China’s M2 money supply, the government’s broadest measure, rose 12.8 percent in August from a year earlier, Premier Li said yesterday in Tianjin, the state-run Xinhua News Agency reported ahead of the official release by the People’s Bank of China. That compares with a 13.5 percent pace in July, which was also the median estimate for August in a Bloomberg News survey of analysts.
The Shanghai Composite Index dropped 0.4 percent and the Hang Seng China Enterprises Index of mainland companies listed in Hong Kong sank 2.6 percent, the most in seven months. The city’s markets were shut yesterday for a holiday.
China may report as early as today new credit data for the month of August.

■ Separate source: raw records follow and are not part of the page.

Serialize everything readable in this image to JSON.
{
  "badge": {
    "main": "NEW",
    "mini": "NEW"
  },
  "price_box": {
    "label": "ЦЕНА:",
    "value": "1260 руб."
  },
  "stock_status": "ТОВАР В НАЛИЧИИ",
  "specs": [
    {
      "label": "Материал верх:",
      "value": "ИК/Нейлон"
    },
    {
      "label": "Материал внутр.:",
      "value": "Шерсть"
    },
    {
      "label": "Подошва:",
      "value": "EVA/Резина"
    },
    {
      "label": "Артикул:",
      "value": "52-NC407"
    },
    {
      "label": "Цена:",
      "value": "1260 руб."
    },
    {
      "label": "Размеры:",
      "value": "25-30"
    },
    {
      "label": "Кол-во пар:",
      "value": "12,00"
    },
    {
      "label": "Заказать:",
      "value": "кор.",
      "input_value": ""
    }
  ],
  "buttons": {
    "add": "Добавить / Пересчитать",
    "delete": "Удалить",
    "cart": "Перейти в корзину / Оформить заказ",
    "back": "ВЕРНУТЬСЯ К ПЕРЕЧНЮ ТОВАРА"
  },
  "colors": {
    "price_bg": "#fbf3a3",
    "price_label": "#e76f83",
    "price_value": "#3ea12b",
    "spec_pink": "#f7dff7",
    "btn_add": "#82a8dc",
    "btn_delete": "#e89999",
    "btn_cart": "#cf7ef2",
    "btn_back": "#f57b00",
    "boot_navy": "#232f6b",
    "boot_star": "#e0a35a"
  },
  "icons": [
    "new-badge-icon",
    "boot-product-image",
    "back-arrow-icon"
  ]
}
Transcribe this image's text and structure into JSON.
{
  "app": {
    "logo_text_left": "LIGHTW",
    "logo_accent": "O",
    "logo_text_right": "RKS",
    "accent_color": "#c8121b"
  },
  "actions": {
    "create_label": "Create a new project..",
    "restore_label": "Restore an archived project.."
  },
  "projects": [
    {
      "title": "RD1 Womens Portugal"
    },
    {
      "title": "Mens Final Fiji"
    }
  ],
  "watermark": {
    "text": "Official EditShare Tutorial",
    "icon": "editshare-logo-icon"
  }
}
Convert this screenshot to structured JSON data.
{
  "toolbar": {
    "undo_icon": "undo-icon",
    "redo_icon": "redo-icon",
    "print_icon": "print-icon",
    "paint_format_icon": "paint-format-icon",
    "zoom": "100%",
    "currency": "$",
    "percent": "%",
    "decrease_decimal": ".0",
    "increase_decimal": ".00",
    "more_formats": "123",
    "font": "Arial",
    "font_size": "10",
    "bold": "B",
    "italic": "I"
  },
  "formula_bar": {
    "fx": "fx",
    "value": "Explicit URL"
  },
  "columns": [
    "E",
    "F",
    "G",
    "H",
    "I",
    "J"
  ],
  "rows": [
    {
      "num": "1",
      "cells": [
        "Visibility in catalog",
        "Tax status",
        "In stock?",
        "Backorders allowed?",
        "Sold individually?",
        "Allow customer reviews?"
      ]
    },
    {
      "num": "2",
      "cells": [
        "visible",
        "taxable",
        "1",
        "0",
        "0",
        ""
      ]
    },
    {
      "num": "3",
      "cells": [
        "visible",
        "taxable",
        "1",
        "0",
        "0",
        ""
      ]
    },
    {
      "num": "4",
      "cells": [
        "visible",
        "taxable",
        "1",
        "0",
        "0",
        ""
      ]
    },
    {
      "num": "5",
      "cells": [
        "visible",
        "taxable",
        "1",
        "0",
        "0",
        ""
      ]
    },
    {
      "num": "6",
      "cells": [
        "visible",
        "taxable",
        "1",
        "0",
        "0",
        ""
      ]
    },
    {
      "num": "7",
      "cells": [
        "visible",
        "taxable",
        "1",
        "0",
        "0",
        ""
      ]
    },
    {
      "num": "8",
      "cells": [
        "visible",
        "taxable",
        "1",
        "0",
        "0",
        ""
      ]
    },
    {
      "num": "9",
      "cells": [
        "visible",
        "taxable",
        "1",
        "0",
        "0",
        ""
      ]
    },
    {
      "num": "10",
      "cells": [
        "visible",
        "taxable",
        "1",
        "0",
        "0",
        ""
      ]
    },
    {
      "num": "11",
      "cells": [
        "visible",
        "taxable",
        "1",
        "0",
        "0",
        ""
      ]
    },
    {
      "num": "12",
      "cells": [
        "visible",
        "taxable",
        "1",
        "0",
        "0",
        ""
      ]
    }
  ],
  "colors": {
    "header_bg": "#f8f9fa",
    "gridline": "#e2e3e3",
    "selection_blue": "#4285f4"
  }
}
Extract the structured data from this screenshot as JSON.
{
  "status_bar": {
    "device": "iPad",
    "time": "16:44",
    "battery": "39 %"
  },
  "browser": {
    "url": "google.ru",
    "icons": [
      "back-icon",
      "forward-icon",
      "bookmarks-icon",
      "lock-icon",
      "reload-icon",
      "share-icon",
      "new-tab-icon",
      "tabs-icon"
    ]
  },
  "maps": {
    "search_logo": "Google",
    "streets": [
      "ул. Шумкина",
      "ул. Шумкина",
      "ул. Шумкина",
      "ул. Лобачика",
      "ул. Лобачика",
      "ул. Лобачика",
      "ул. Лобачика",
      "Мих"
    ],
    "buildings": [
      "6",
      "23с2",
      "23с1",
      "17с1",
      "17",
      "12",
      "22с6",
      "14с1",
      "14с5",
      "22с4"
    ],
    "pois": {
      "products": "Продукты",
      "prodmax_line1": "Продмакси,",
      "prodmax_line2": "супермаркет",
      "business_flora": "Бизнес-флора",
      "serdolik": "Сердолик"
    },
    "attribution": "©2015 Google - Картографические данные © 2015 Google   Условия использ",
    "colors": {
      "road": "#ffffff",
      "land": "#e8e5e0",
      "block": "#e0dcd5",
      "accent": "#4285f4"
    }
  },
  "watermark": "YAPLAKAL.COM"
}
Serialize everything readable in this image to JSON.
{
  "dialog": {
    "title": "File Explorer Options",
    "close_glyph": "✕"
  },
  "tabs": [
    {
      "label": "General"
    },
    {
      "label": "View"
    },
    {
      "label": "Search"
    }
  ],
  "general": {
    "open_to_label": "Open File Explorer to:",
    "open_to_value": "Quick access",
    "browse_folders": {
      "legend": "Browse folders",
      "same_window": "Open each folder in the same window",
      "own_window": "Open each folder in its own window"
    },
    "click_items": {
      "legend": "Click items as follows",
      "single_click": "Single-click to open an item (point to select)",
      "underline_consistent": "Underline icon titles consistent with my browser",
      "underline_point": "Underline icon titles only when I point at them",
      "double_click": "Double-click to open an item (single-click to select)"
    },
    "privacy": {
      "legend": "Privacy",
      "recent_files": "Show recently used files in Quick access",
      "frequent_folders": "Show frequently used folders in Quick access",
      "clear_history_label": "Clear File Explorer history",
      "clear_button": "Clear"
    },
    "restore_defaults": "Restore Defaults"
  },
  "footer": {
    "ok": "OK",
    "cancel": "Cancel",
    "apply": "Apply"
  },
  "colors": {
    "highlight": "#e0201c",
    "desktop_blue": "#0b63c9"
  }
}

Figures on inflation, retail sales and industrial output are also due this week.
The MSCI Emerging Markets Index fell for a fifth day, the longest slump in almost three months, losing 1.1 percent.
Russia’s ruble declined 0.2 percent, weakening for a third day, while the Micex equity index was little changed. European Union governments are scheduled to meet today to consider tougher Russian sanctions as the bloc weighs the viability of President Vladimir Putin’s truce in Ukraine.
Aluminum for delivery in three months dropped 0.9 percent to $2,049.25 a metric ton after touching $2,047, the lowest since Aug. 20. Zinc lost 0.8 percent to $2,285.25 a ton after reaching $2,282.50, the lowest since Aug. 19. China is the biggest buyer of industrial metals.